Formats like Parquet and ORC are great at compressing data and making it fast to scan/filter/project the data.
However, these formats are only efficient, if they can columnarize and compress a significant amount of data in their columnar format. If they compress only a few rows at a time, they produce many short column vecors and are thus much less efficient.
The Bucketing Sink has the requirement that data is persistent on the target FileSystem on each checkpoint.
Pushing data through a Parquet or ORC encoder and flushing on each checkpoint means that for frequent checkpoints, the amount of data compressed/columnarized in a block is small. Hence, the result is an inefficiently compressed file.
Making this efficient independently of the checkpoint interval would mean that the sink needs to first collect (and persist) a good amount of data and then push it through the Parquet/ORC writers.
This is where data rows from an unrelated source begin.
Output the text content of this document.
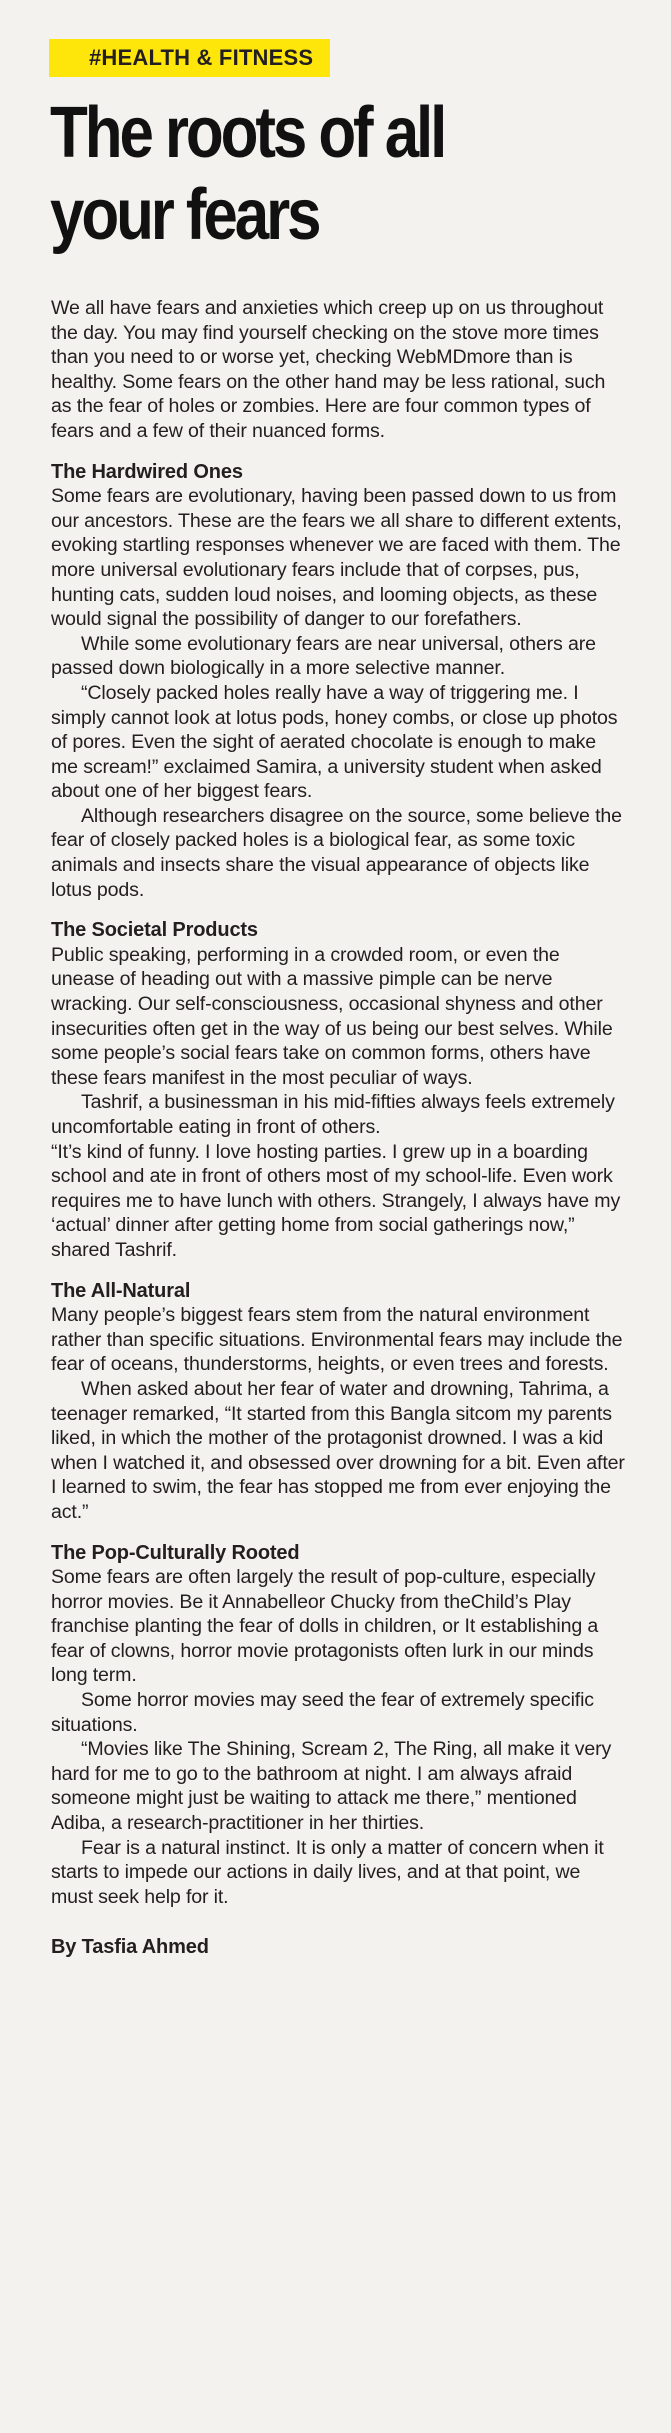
#HEALTH & FITNESS
The roots of all
your fears

We all have fears and anxieties which creep up on us throughout the day. You may find yourself checking on the stove more times than you need to or worse yet, checking WebMDmore than is healthy. Some fears on the other hand may be less rational, such as the fear of holes or zombies. Here are four common types of fears and a few of their nuanced forms.

The Hardwired Ones

Some fears are evolutionary, having been passed down to us from our ancestors. These are the fears we all share to different extents, evoking startling responses whenever we are faced with them. The more universal evolutionary fears include that of corpses, pus, hunting cats, sudden loud noises, and looming objects, as these would signal the possibility of danger to our forefathers.

While some evolutionary fears are near universal, others are passed down biologically in a more selective manner.

“Closely packed holes really have a way of triggering me. I simply cannot look at lotus pods, honey combs, or close up photos of pores. Even the sight of aerated chocolate is enough to make me scream!” exclaimed Samira, a university student when asked about one of her biggest fears.

Although researchers disagree on the source, some believe the fear of closely packed holes is a biological fear, as some toxic animals and insects share the visual appearance of objects like lotus pods.

The Societal Products

Public speaking, performing in a crowded room, or even the unease of heading out with a massive pimple can be nerve wracking. Our self-consciousness, occasional shyness and other insecurities often get in the way of us being our best selves. While some people’s social fears take on common forms, others have these fears manifest in the most peculiar of ways.

Tashrif, a businessman in his mid-fifties always feels extremely uncomfortable eating in front of others.

“It’s kind of funny. I love hosting parties. I grew up in a boarding school and ate in front of others most of my school-life. Even work requires me to have lunch with others. Strangely, I always have my ‘actual’ dinner after getting home from social gatherings now,” shared Tashrif.

The All-Natural

Many people’s biggest fears stem from the natural environment rather than specific situations. Environmental fears may include the fear of oceans, thunderstorms, heights, or even trees and forests.

When asked about her fear of water and drowning, Tahrima, a teenager remarked, “It started from this Bangla sitcom my parents liked, in which the mother of the protagonist drowned. I was a kid when I watched it, and obsessed over drowning for a bit. Even after I learned to swim, the fear has stopped me from ever enjoying the act.”

The Pop-Culturally Rooted

Some fears are often largely the result of pop-culture, especially horror movies. Be it Annabelleor Chucky from theChild’s Play franchise planting the fear of dolls in children, or It establishing a fear of clowns, horror movie protagonists often lurk in our minds long term.

Some horror movies may seed the fear of extremely specific situations.

“Movies like The Shining, Scream 2, The Ring, all make it very hard for me to go to the bathroom at night. I am always afraid someone might just be waiting to attack me there,” mentioned Adiba, a research-practitioner in her thirties.

Fear is a natural instinct. It is only a matter of concern when it starts to impede our actions in daily lives, and at that point, we must seek help for it.

By Tasfia Ahmed
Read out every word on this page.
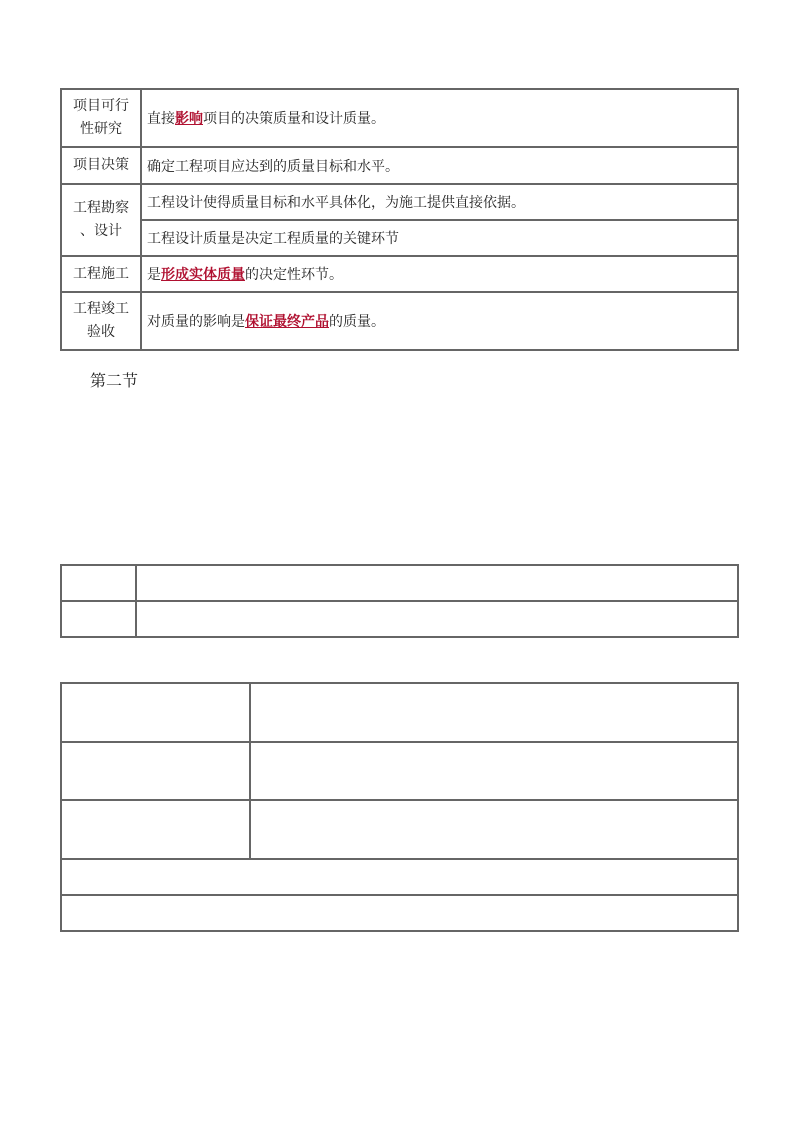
项目可行
性研究	直接影响项目的决策质量和设计质量。
项目决策	确定工程项目应达到的质量目标和水平。

工程勘察
、设计	工程设计使得质量目标和水平具体化，为施工提供直接依据。
	工程设计质量是决定工程质量的关键环节
工程施工	是形成实体质量的决定性环节。

工程竣工
验收	对质量的影响是保证最终产品的质量。
第二节
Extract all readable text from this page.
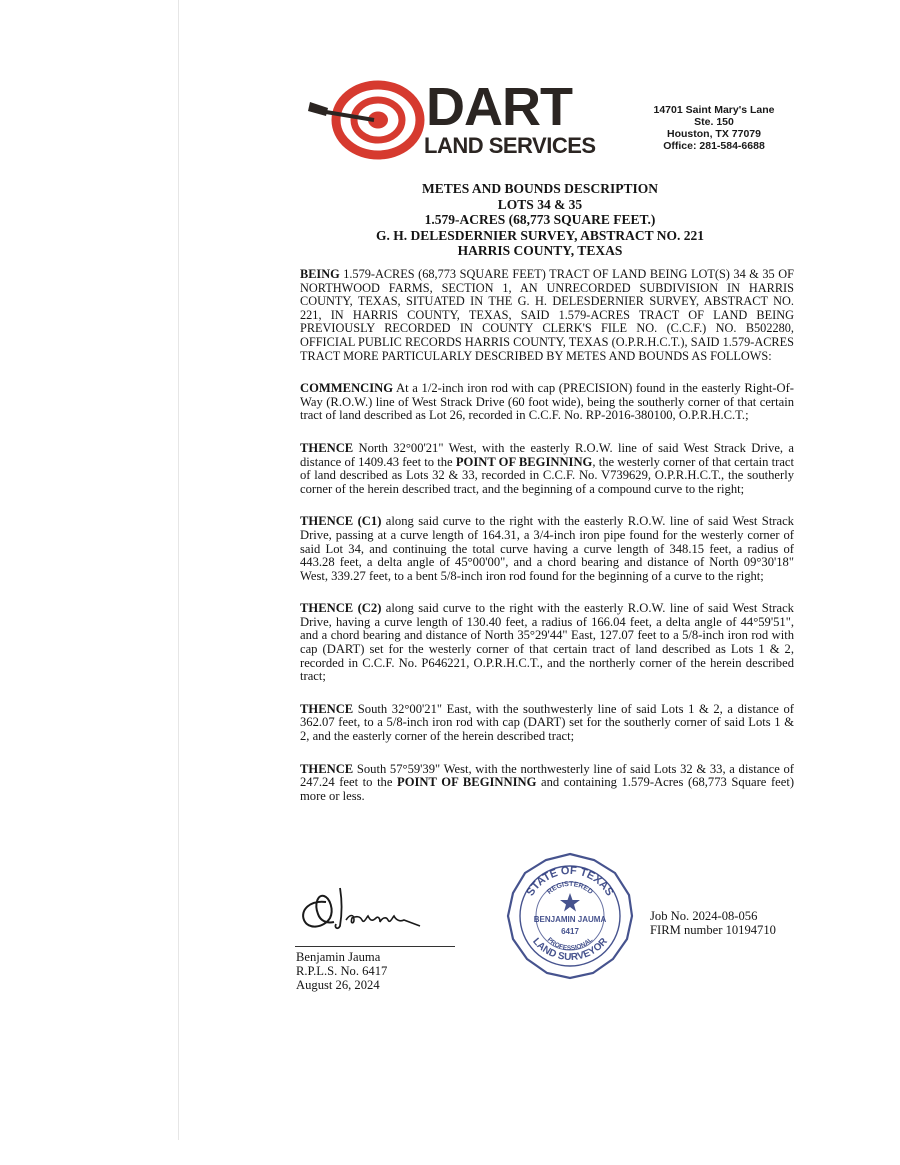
DART
LAND SERVICES
14701 Saint Mary's Lane
Ste. 150
Houston, TX 77079
Office: 281-584-6688
METES AND BOUNDS DESCRIPTION
LOTS 34 & 35
1.579-ACRES (68,773 SQUARE FEET.)
G. H. DELESDERNIER SURVEY, ABSTRACT NO. 221
HARRIS COUNTY, TEXAS

BEING 1.579-ACRES (68,773 SQUARE FEET) TRACT OF LAND BEING LOT(S) 34 & 35 OF NORTHWOOD FARMS, SECTION 1, AN UNRECORDED SUBDIVISION IN HARRIS COUNTY, TEXAS, SITUATED IN THE G. H. DELESDERNIER SURVEY, ABSTRACT NO. 221, IN HARRIS COUNTY, TEXAS, SAID 1.579-ACRES TRACT OF LAND BEING PREVIOUSLY RECORDED IN COUNTY CLERK'S FILE NO. (C.C.F.) NO. B502280, OFFICIAL PUBLIC RECORDS HARRIS COUNTY, TEXAS (O.P.R.H.C.T.), SAID 1.579-ACRES TRACT MORE PARTICULARLY DESCRIBED BY METES AND BOUNDS AS FOLLOWS:

COMMENCING At a 1/2-inch iron rod with cap (PRECISION) found in the easterly Right-Of-Way (R.O.W.) line of West Strack Drive (60 foot wide), being the southerly corner of that certain tract of land described as Lot 26, recorded in C.C.F. No. RP-2016-380100, O.P.R.H.C.T.;

THENCE North 32°00'21" West, with the easterly R.O.W. line of said West Strack Drive, a distance of 1409.43 feet to the POINT OF BEGINNING, the westerly corner of that certain tract of land described as Lots 32 & 33, recorded in C.C.F. No. V739629, O.P.R.H.C.T., the southerly corner of the herein described tract, and the beginning of a compound curve to the right;

THENCE (C1) along said curve to the right with the easterly R.O.W. line of said West Strack Drive, passing at a curve length of 164.31, a 3/4-inch iron pipe found for the westerly corner of said Lot 34, and continuing the total curve having a curve length of 348.15 feet, a radius of 443.28 feet, a delta angle of 45°00'00", and a chord bearing and distance of North 09°30'18" West, 339.27 feet, to a bent 5/8-inch iron rod found for the beginning of a curve to the right;

THENCE (C2) along said curve to the right with the easterly R.O.W. line of said West Strack Drive, having a curve length of 130.40 feet, a radius of 166.04 feet, a delta angle of 44°59'51", and a chord bearing and distance of North 35°29'44" East, 127.07 feet to a 5/8-inch iron rod with cap (DART) set for the westerly corner of that certain tract of land described as Lots 1 & 2, recorded in C.C.F. No. P646221, O.P.R.H.C.T., and the northerly corner of the herein described tract;

THENCE South 32°00'21" East, with the southwesterly line of said Lots 1 & 2, a distance of 362.07 feet, to a 5/8-inch iron rod with cap (DART) set for the southerly corner of said Lots 1 & 2, and the easterly corner of the herein described tract;

THENCE South 57°59'39" West, with the northwesterly line of said Lots 32 & 33, a distance of 247.24 feet to the POINT OF BEGINNING and containing 1.579-Acres (68,773 Square feet) more or less.

Benjamin Jauma
R.P.L.S. No. 6417
August 26, 2024
STATE OF TEXAS
REGISTERED
BENJAMIN JAUMA
6417
PROFESSIONAL
LAND SURVEYOR
Job No. 2024-08-056
FIRM number 10194710
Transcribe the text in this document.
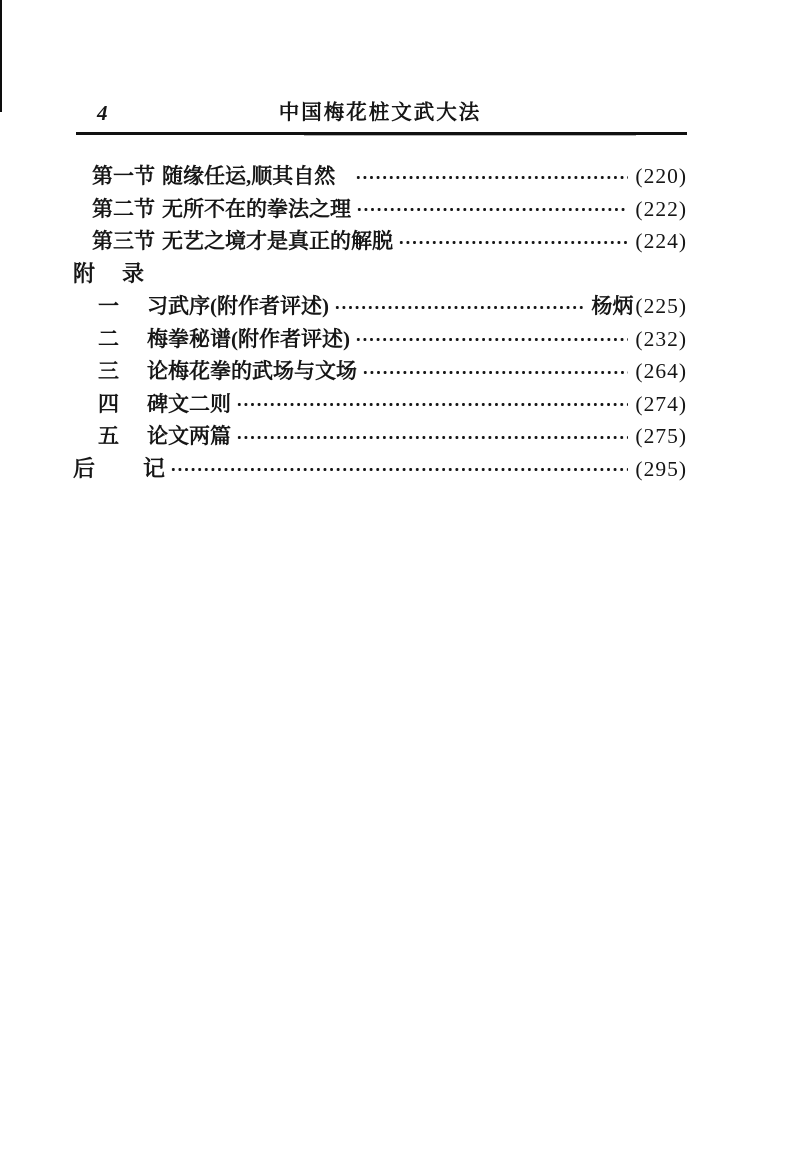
4	中国梅花桩文武大法
第一节 随缘任运,顺其自然	(220)
第二节 无所不在的拳法之理	(222)
第三节 无艺之境才是真正的解脱	(224)
附 录
一 习武序(附作者评述)	杨炳 (225)
二 梅拳秘谱(附作者评述)	(232)
三 论梅花拳的武场与文场	(264)
四 碑文二则	(274)
五 论文两篇	(275)
后 记	(295)
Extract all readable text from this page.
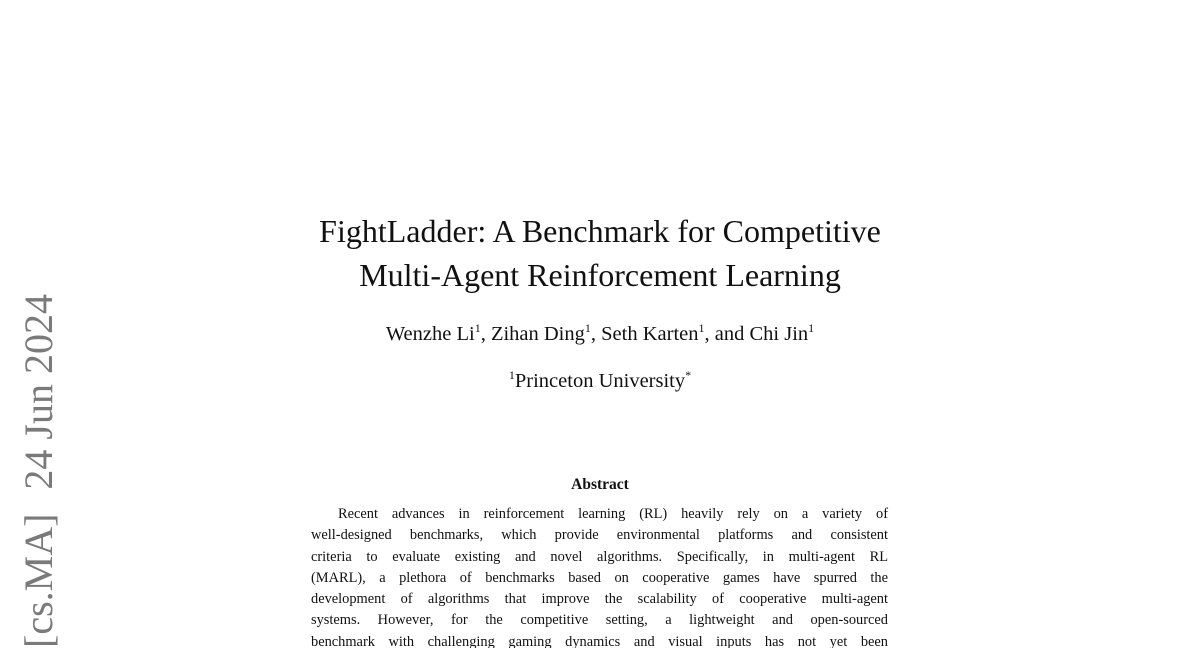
[cs.MA]24 Jun 2024
FightLadder: A Benchmark for Competitive
Multi-Agent Reinforcement Learning
Wenzhe Li$^1$, Zihan Ding$^1$, Seth Karten$^1$, and Chi Jin$^1$
$^1$Princeton University*
Abstract
Recent advances in reinforcement learning (RL) heavily rely on a variety of
well-designed benchmarks, which provide environmental platforms and consistent
criteria to evaluate existing and novel algorithms. Specifically, in multi-agent RL
(MARL), a plethora of benchmarks based on cooperative games have spurred the
development of algorithms that improve the scalability of cooperative multi-agent
systems. However, for the competitive setting, a lightweight and open-sourced
benchmark with challenging gaming dynamics and visual inputs has not yet been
I would suggest to approach this as follows:
- When writing to the "in progress files" write the raw records (TypeSerializer encoding)
- When the "in progress file" is rolled over (published), the sink pushes the data through the encoder.
- This is not much work on top of the new abstraction and will result in large blocksand hence in efficient compression.
Alternatively, we can support directly encoding the stream to the "in progress files" via Parque/ORC, if users know that their combination of data rate and checkpoint interval will result in large enough chunks of data per checkpoint interval.